A second opportunity presented by the quest to make better public policy and provide public service is the opportunity to work with amazing people: People with a stunning diversity of specific interests and perspectives, but with a common commitment to improve other people’s lives. People who care so deeply about the world that they devote all or part of their lives to helping make the world a better place. People who are so passionate about helping others that they are not deterred by the inevitable challenges they face. Throughout my own career—at Harvard, then in many different parts of the government in Washington, DC, and now back at Harvard—I have loved spending my days with such amazing people. Look around you at your fellow graduates, and think of the people with whom you have worked. You know what I mean. One former student at the Kennedy School said that she loved being here because it was the one place she had been in her life where people were not embarrassed to say they were passionate about making the world better. Not only should you not be embarrassed; you should revel in the fact that the graduates surrounding you today have wholeheartedly embraced that goal.

And that leads to a third opportunity presented by the quest to advance the public purpose—the opportunity to make an important difference in the lives of our fellow citizens. Better public policy and greater public service can make people’s lives safer, healthier, more prosperous, and more fulfilling. I saw those effects up close during my work at the Federal Reserve Board, the Treasury Department, the Congressional Budget Office, and other agencies. We can all see those effects every day in large and small victories for the public purpose, in our hometowns and across the world. But worse policy and a diminishment of service can have the opposite effects, and unfortunately we can all see that as well. So, the quest for enlightened public policy and effective public service matters profoundly. What you do in that quest will matter profoundly for your communities and your countries, for people you know well and people you will never meet. What greater reward could there be than to have one’s work matter so much?
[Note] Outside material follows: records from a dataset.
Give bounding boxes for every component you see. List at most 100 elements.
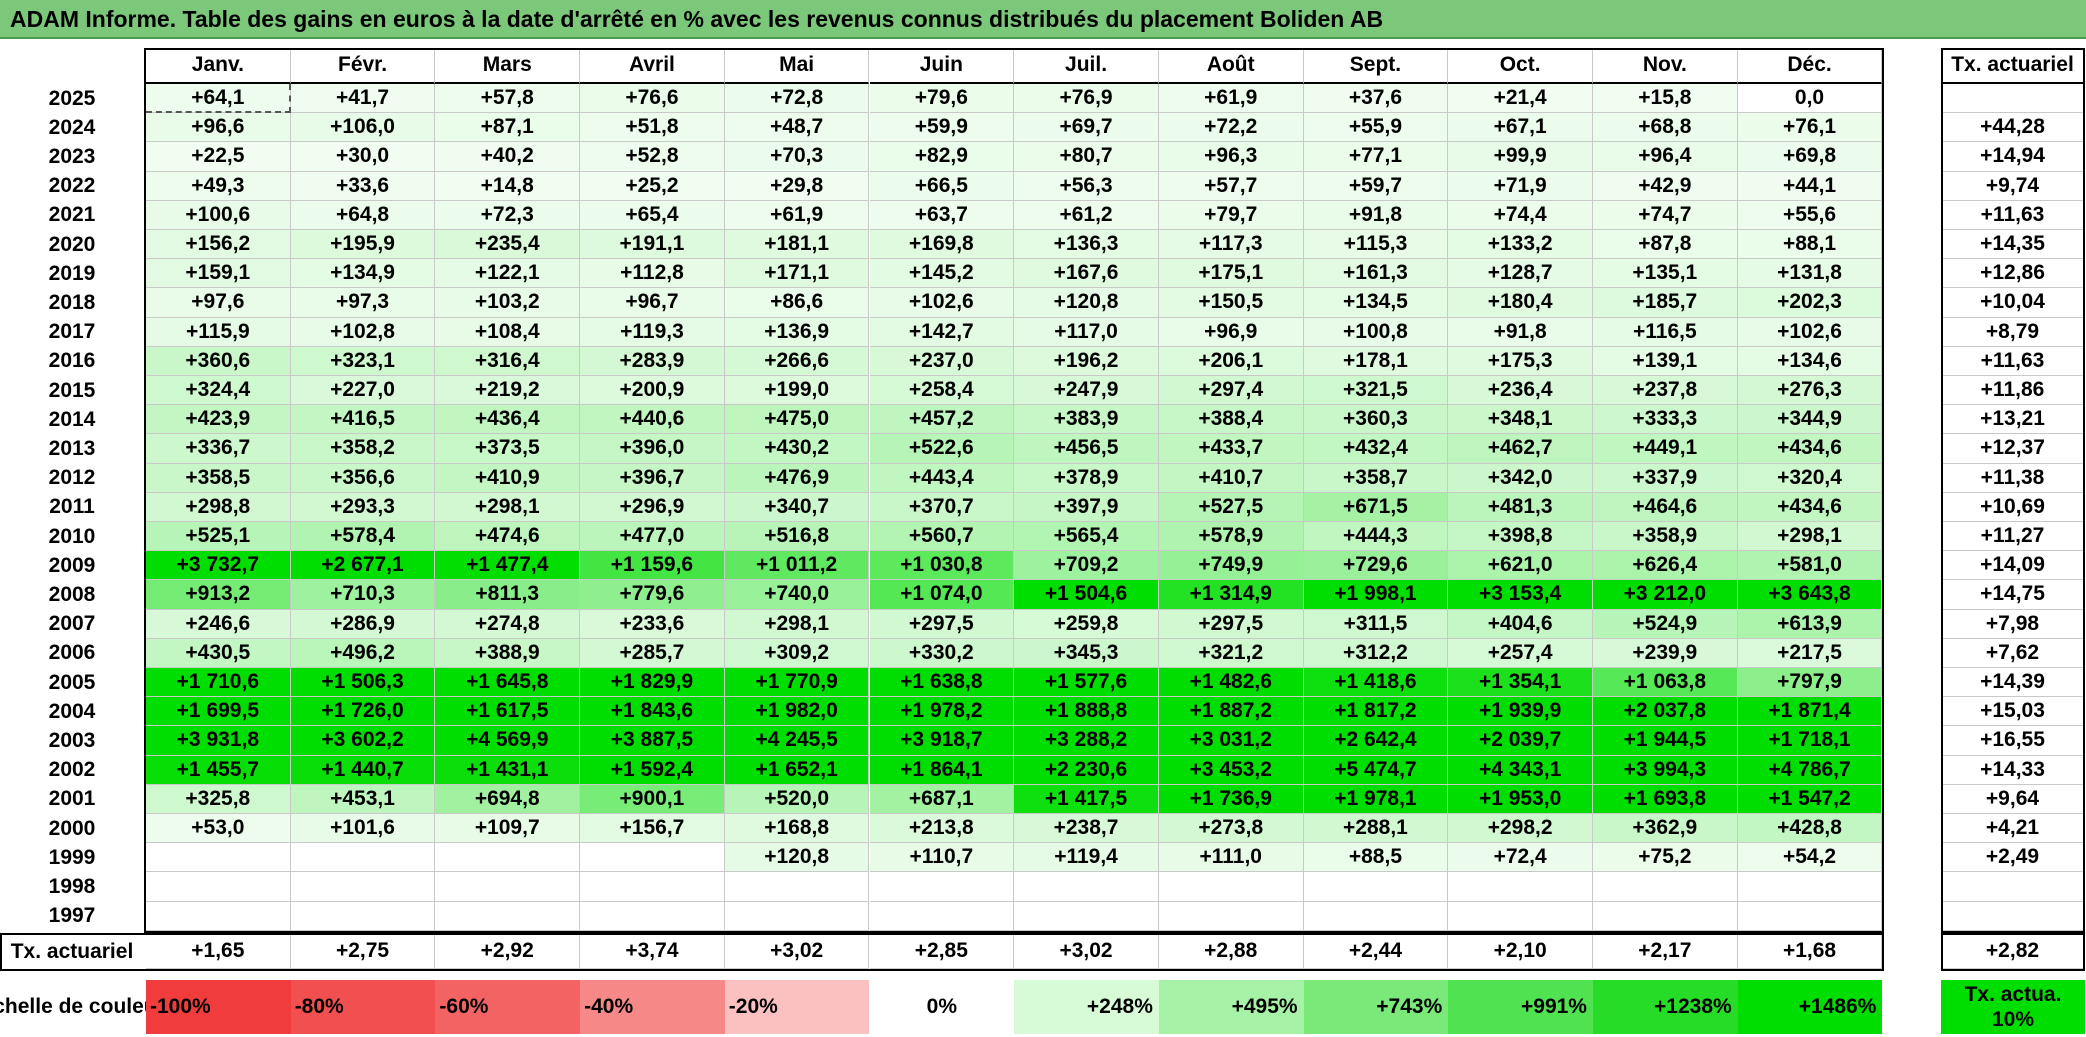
value-cell[interactable]: +1 063,8 bbox=[1593, 668, 1738, 698]
value-cell[interactable]: +297,5 bbox=[1158, 609, 1304, 639]
value-cell[interactable]: +112,8 bbox=[580, 259, 725, 289]
value-cell[interactable]: +72,2 bbox=[1158, 113, 1304, 143]
value-cell[interactable]: +320,4 bbox=[1737, 463, 1883, 493]
value-cell[interactable]: +120,8 bbox=[1014, 288, 1159, 318]
value-cell[interactable]: +86,6 bbox=[724, 288, 870, 318]
value-cell[interactable]: +477,0 bbox=[580, 522, 725, 552]
value-cell[interactable]: +133,2 bbox=[1448, 230, 1593, 260]
value-cell[interactable]: +100,8 bbox=[1303, 317, 1449, 347]
value-cell[interactable]: +57,8 bbox=[435, 84, 581, 114]
value-cell[interactable]: +578,9 bbox=[1158, 522, 1304, 552]
value-cell[interactable]: +475,0 bbox=[724, 405, 870, 435]
value-cell[interactable]: +196,2 bbox=[1014, 346, 1159, 376]
value-cell[interactable]: +1 864,1 bbox=[869, 755, 1015, 785]
value-cell[interactable]: +156,7 bbox=[580, 814, 725, 844]
value-cell[interactable]: +1 477,4 bbox=[435, 551, 581, 581]
value-cell[interactable]: +2 677,1 bbox=[290, 551, 436, 581]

But that opportunity also underscores the critical responsibility we all have. We have a responsibility to do our very best to advance the public interest. It is a responsibility to make the fullest possible use of our skills, our energy, and our position in the world. It is a responsibility not to live in an ivory tower but to engage deeply with the current problems in the world. It is a responsibility to meet challenges head-on and not to turn away. It is a responsibility shared by all of us in the Kennedy School community: the faculty, the staff, the students—a group you are leaving—and the alumni—a group you are joining. The world desperately needs more of what the Kennedy School has to offer—it needs you—and there is no time to waste.

Shortly we will ask the graduates to come to the stage to receive diplomas one at a time. Under normal circumstances, I and a few of my colleagues would shake each of your hands. Unfortunately, there have been a number of cases of mumps at Harvard in the past several months, and even though we have had only a few cases at the Kennedy School, out of an abundance of caution, we will be skipping handshakes this year. A number of other Harvard schools are also skipping handshakes, and the consensus among the deans I consulted—and you can see that we deans deal with only the most important issues in higher education—was that a respectful nod was an appropriate substitute for a handshake. That is what we intend to do instead.

One of the supporters of the Kennedy School gave me a handwritten note at the end of a meeting a few weeks ago. On the note, he had scribbled the final phrase from John F. Kennedy’s inaugural address: “Here on earth, God’s work must truly be our own.” As you go forth to do the work of advancing the public interest, all of us at the School will be with you in spirit—wishing you well, cheering you on, and being inspired by your accomplishments. Please come back often and tell us what you are doing. Thank you and congratulations!